In drone computing, edge technology guarantees that all necessary work is completed in real-time, directly on the spot. In relief and recovery efforts, a drone equipped with edge technology can save valuable hours (Busacca, Galluccio and Palazzo, 2020). Edge computing, and subsequently edge AI, have made it possible to take a new and more efficient approach to information analysis, resulting in a plethora of information drone computing options. Drones can give value in a range of applications that have societal implications thanks to edge technology. Edge data centres will likely play a key part in this, maybe aiding with the micro-location data needed to run unmanned drone swarms in the future. Increasing commercial drone technology does have the ability to provide advantages outside addressing corporate objectives.

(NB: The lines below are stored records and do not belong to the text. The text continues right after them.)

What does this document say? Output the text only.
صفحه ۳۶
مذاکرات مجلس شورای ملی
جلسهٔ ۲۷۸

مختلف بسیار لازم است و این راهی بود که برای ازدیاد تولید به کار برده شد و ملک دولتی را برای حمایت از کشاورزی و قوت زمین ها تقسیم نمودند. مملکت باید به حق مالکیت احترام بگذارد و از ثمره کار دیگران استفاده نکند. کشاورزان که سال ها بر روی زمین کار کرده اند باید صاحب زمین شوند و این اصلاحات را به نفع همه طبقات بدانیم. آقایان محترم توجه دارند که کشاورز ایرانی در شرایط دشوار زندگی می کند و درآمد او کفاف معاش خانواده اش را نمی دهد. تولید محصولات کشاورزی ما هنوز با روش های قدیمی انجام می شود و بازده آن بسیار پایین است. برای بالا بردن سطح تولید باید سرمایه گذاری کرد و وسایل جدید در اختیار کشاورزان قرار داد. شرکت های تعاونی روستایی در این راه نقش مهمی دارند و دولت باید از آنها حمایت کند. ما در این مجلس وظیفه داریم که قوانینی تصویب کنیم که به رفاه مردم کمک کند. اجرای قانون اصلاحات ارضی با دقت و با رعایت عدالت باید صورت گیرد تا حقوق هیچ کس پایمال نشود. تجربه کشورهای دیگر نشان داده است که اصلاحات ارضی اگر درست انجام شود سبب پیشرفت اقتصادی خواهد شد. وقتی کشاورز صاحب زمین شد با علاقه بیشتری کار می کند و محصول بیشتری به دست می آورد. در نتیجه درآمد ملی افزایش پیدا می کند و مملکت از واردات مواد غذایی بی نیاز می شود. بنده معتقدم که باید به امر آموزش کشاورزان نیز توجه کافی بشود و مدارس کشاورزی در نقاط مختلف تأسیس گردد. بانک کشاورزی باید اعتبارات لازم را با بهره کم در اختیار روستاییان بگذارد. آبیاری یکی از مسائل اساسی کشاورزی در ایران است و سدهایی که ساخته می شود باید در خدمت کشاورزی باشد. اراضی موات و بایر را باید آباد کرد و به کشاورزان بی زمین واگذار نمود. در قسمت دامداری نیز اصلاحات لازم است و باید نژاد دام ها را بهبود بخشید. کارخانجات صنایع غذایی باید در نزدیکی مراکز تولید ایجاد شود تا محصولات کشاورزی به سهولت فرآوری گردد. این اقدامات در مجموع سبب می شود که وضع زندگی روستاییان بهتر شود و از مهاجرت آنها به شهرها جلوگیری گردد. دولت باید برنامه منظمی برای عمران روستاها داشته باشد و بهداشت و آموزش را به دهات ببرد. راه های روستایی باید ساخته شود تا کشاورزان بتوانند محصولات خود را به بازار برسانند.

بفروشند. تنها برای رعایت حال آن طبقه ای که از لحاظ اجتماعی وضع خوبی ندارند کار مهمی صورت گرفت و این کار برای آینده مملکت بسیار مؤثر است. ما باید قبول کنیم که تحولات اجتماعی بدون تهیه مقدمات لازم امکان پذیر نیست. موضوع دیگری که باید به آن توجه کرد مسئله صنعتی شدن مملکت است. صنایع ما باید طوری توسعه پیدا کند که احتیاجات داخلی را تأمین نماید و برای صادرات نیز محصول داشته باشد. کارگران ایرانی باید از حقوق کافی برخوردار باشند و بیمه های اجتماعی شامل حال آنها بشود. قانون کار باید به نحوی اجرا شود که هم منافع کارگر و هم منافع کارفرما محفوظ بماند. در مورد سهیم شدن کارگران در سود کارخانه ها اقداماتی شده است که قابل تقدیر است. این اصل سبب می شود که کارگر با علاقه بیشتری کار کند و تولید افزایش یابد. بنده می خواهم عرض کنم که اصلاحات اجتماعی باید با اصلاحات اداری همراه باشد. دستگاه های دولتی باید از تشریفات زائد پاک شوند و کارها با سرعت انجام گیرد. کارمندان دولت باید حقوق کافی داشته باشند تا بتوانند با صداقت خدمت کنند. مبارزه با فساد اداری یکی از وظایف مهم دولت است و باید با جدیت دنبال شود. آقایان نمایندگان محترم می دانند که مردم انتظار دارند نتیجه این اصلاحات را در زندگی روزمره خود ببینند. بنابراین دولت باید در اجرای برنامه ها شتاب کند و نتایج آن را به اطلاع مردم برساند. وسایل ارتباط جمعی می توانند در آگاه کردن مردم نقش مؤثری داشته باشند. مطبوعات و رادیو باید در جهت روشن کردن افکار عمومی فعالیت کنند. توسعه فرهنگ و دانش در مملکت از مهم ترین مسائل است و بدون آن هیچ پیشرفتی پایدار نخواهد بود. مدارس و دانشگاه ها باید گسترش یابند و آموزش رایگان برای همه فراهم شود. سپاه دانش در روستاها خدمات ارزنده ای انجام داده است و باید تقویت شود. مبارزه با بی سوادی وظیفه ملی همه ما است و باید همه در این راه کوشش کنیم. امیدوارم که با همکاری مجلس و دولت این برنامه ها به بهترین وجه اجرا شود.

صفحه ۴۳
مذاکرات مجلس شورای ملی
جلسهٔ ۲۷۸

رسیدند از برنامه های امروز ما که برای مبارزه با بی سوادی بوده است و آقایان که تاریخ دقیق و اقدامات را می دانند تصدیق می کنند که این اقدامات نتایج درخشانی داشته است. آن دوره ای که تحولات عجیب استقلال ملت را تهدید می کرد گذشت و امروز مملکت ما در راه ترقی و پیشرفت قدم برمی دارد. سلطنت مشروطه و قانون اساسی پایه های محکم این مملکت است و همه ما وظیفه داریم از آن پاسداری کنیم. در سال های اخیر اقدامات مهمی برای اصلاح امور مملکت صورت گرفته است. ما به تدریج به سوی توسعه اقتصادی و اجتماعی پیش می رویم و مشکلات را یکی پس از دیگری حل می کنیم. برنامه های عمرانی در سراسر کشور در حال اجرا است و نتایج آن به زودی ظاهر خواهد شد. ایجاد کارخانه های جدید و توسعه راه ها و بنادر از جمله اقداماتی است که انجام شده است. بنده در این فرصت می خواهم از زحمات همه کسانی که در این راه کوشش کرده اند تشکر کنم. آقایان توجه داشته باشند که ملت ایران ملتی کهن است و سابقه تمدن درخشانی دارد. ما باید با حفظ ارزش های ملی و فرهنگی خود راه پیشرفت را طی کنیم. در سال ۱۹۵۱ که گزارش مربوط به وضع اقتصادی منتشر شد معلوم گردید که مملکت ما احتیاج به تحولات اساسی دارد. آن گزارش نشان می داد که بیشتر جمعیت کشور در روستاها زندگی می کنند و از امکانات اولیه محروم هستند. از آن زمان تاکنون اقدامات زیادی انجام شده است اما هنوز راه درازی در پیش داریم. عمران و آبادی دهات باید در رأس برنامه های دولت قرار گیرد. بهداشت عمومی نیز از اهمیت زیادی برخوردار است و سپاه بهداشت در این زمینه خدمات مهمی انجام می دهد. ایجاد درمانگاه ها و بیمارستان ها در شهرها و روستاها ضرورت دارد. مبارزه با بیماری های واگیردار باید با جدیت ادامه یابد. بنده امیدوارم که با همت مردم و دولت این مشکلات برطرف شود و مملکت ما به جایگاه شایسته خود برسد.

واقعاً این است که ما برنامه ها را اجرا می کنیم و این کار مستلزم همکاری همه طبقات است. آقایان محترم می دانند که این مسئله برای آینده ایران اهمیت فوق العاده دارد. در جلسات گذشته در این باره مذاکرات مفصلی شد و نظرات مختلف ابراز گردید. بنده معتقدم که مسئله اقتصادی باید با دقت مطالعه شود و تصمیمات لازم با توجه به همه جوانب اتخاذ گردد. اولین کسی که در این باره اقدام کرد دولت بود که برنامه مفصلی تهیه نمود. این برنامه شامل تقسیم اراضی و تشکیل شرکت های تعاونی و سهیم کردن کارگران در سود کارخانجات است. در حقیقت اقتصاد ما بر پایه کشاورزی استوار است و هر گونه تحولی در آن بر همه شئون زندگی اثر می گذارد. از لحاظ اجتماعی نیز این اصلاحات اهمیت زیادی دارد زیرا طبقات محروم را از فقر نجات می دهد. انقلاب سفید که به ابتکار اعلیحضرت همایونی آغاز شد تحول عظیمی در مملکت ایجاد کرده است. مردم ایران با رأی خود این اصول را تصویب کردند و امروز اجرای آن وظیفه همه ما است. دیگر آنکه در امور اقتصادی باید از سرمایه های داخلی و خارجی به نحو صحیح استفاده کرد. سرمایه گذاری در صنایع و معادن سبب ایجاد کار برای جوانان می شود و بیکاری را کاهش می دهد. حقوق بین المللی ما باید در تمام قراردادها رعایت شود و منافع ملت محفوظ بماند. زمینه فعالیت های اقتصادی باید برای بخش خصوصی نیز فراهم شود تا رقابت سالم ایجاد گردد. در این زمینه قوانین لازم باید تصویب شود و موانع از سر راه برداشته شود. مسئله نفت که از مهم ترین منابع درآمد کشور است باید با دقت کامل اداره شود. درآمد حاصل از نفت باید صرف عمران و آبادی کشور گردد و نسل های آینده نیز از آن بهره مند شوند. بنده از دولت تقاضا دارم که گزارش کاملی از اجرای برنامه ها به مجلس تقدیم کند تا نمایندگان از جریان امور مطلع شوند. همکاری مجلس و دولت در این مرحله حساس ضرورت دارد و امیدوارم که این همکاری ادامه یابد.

Read more about the Other Edge Computing Usecases 

References

Busacca, F., Galluccio, L. and Palazzo, S. (2020). Drone-assisted Edge Computing: a game-theoretical approach. IEEE INFOCOM 2020 - IEEE Conference on Computer Communications Workshops (INFOCOM WKSHPS).

Hayat, S., Jung, R., Hellwagner, H., Bettstetter, C., Emini, D. and Schnieders, D. (2021). Edge Computing in 5G for Drone Navigation: What to Offload? IEEE Robotics and Automation Letters, 6(2), pp.2571–2578.

Messous, M.A., Hellwagner, H., Senouci, S.-M., Emini, D. and Schnieders, D. (2020). Edge Computing for Visual Navigation and Mapping in a UAV Network. ICC 2020 - 2020 IEEE International Conference on Communications (ICC).

Sedjelmaci, H., Boudguiga, A., Jemaa, I.B. and Senouci, S.M. (2019). An efficient cyber defense framework for UAV-Edge computing network. Ad Hoc Networks, 94, p.101970.

Yazid, Y., Ez-Zazi, I., Guerrero-González, A., El Oualkadi, A. and Arioua, M. (2021). UAV-Enabled Mobile Edge-Computing for IoT Based on AI: A Comprehensive Review. Drones, 5(4), p.148.